Unit listing levels across Canberra have continued to normalise over the past few months, which has put further downwards pressure on values.

Since the middle of May, Canberra’s total advertised supply has improved from -23.3% below the previous 5-year average to just -6.0% below average at the end of August

Over the same period, Brisbane listings levels have seen a milder increase, rising from -39.7% below average to -33.2% below average.

“Despite the monthly change in Adelaide’s house values falling into negative territory (down -0.2% in August), value growth across Adelaide’s medium to high-density market remain positive, with values up 1.1% over the month. While still recording positive monthly growth, the quarterly growth trend has eased further, from a peak rate of 4.9% over the June quarter to 4.0% over the three months to August,” noted Ms Ezzy.

The pace of quarterly growth across Perth has eased from 1.5% over the three months to May to 0.8% over the three months to August, while the quarterly trend in Darwin’s unit values has accelerated, rising from 1.0%, to 2.7% over the same period.

Similarly, the downward shift in values has continued to spread amongst the regional markets, with only Regional WA recording a small rise in unit values over the month (0.2%).
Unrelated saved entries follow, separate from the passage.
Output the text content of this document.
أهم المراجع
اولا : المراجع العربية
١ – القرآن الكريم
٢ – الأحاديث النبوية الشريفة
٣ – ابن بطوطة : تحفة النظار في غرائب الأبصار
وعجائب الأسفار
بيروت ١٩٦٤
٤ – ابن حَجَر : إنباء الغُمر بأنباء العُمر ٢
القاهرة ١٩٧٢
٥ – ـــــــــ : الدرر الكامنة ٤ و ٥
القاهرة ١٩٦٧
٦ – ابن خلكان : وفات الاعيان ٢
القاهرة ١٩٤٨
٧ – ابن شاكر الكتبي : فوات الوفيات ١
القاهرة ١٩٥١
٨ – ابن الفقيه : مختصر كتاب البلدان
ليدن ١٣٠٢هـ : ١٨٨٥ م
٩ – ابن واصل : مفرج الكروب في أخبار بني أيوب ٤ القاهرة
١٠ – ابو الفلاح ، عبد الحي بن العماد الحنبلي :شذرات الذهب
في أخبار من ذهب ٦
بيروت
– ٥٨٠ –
Across the individual SA4 regions, nine of the 23 regional SA4’s analysed are now seeing unit values fall over the quarter. Units across Queensland’s Sunshine Coast recorded the largest quarterly decline, down -5.5%, followed by Richmond- Tweed (4.4%) in NSW.

“Listings continue to be an important factor affecting values. Limited supply across Adelaide has helped support value growth while above average listing levels in Sydney and Melbourne have contributed to skewing selling conditions in favour of buyers.”

Ms Ezzy says, “Despite the variance across the individual capitals, listing levels across the combined capitals have held relatively steady over the four weeks to the 28th of August. As we move further into spring we would typically expect to see a rise in freshly advertised stock. If a rise in listings isn’t met with a subsequent rise in demand we could see a glut in supply, which would add additional downward pressure on values.”